- Born: 23 March 1948 (age 78)
- Education: St. Anthony High School, Government College University (Lahore), Punjab University Law College (PULC), Lahore
- Occupations: Lawyer, TV Personality
- Organization: Pakistan Television Corporation
- Television: Khabarnaak
- Relatives: Saleem Altaf (brother)

= Naeem Bokhari =

Pakistani lawyer & television personality (born 1948)

Syed Naeem Altaf Bokhari (Punjabi, ; born 23 March 1948) is a Pakistani lawyer and television personality. Previously, he has hosted Khabarnaak on a Pakistani news channel Geo News.
On 23 November 2020, he has been appointed Chairman of Pakistan Television Corporation.

== Early life ==

Bokhari was born in Lahore, Pakistan to Dr Syed Altaf Hussain Bokhari. He is the younger brother of Pakistani fast bowler Saleem Altaf Bokhari. He graduated from Government College University, Lahore. He then studied law in Punjab University Law College, He served as the editor of "Al-Meezan" (PULC's official magazine).He was the favourite student of Barrister Ijaz Hussain Batalvi who taught there for more than fifty years.

==Personal life==
He first married popular ghazal singer Tahira Syed. Bokhari has two children, a son, Hasnain and a daughter, Kiran with his first wife, both of whom are lawyers by profession. Kiran is married and working in New York City. Hasnain is married and working in Muscat, Oman with OMRAN, the Government of the Sultanate of Oman's master developer for tourism projects. Bokhari married Tamannah Khan Bokhari in 1995 and has a son with his second wife, Abbas, who is also following in his fathers footsteps in becoming a lawyer and has completed his Bachelor's in law from Pakistan and is undertaking his BAR from the United Kingdom. He also has two more daughters, Noor Fatima who also has a masters from SOAS in Law and is currently working at RIA BARKER GILLETE and Noor Zainab who is currently undertaking her studies in Pakistan.

In May 2018 he suffered serious injuries when he fell in London underground station. He suffered major head and rib injuries. He and London police dismissed reports that he was attacked.

Naeem Bokhari belongs to a noble family. His father "Dr. Syed Altaf Hussain Bokhari " was a famous doctor in the walled city Lahore; as his Grandfather "Dr. Syed Tufail Hussain Bukhari" was. Naeem Bukhari's Great-grandfather was a spiritual personality named "Peer Syed Fida Hussain Bukhari". Bukhari claims to be Lahori from 6 generations before that his ancestors were from Syedanwali Sialkot.

==Career==
===Television===
In 2015 Bokhari joined Khabarnak, a talk show on Geo TV, replacing Aftab Iqbal. He hosted other talk shows, including Apne Andaz Se and Naeem Bokhari ke saath on which he interviewed many guests. He interviewed Imran Khan during his work at Khabarnak.

==Chaudhry controversy==
His open letter against Chief Justice Iftikhar Mohammed Chaudhry published on Feb 16, 2007 created a controversy. This led to the dismissal of the Chief Justice by President Pervez Musharraf. The Punjab Bar Council reacted after March 9, 2007, when the controversy had reached its peak and dismissed his membership in Punjab Bar Council. Later on, his membership was renewed.
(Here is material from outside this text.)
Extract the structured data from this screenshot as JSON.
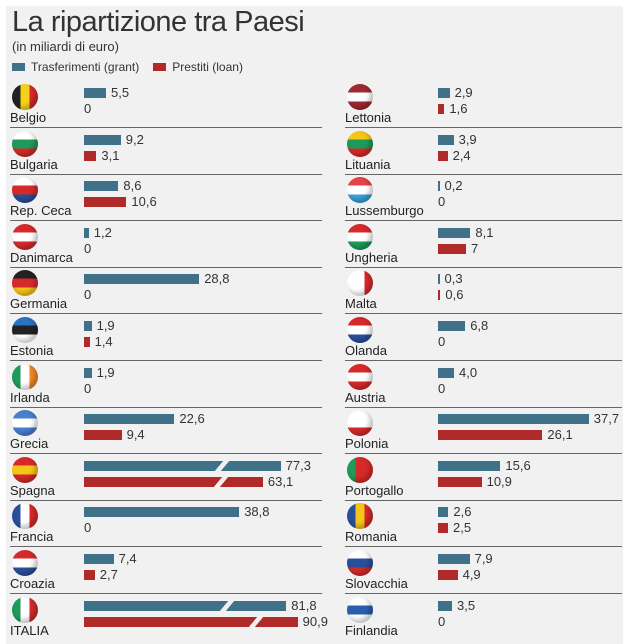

On 9 March 2007, President Musharraf fired Chaudhry. Most of the charges listed against him were contained in a letter written by Bokhari. A copy of the letter was placed before the CJP when he was called to the Army House that day.

Most of the alleged charges against Chaudhry were related to his son Arsalan Iftikhar's police career while he was a doctor in the Baluchistan government. When the reference against CJP was brought to the Supreme Judicial Council, those in the government who had been facilitating Iftikhar's son were ready to speak against him.

Bokhari's letter contained the name of Interior Minister Aftab Sherpao, whose ministry had issued orders to treat Arsalan with extra care and then allowing him to get police training along with probationers of the Police Service of Pakistan (PSP Cadre). The letter mentioned that the junior VVIP got special treatment because of his father. Later, Arsalan was appointed to FIA on deputation after seeking the written consent of the Federal Interior Minister; Naeem Bokhari gave details.

==Joining PTI==
On 18 June 2016, Naeem Bukhari joined the Pakistan Tehreek-e-Insaf and formally announced his association the same evening. Speaking on the occasion, Imran Khan thanked the lawyer for joining the PTI and expressed the hope that he would be helpful in party's struggle against corruption.

==Chairman of PTV==

On 23 November 2020, Prime Minister Imran Khan appointed him as Chairman of Pakistan Television Corporation.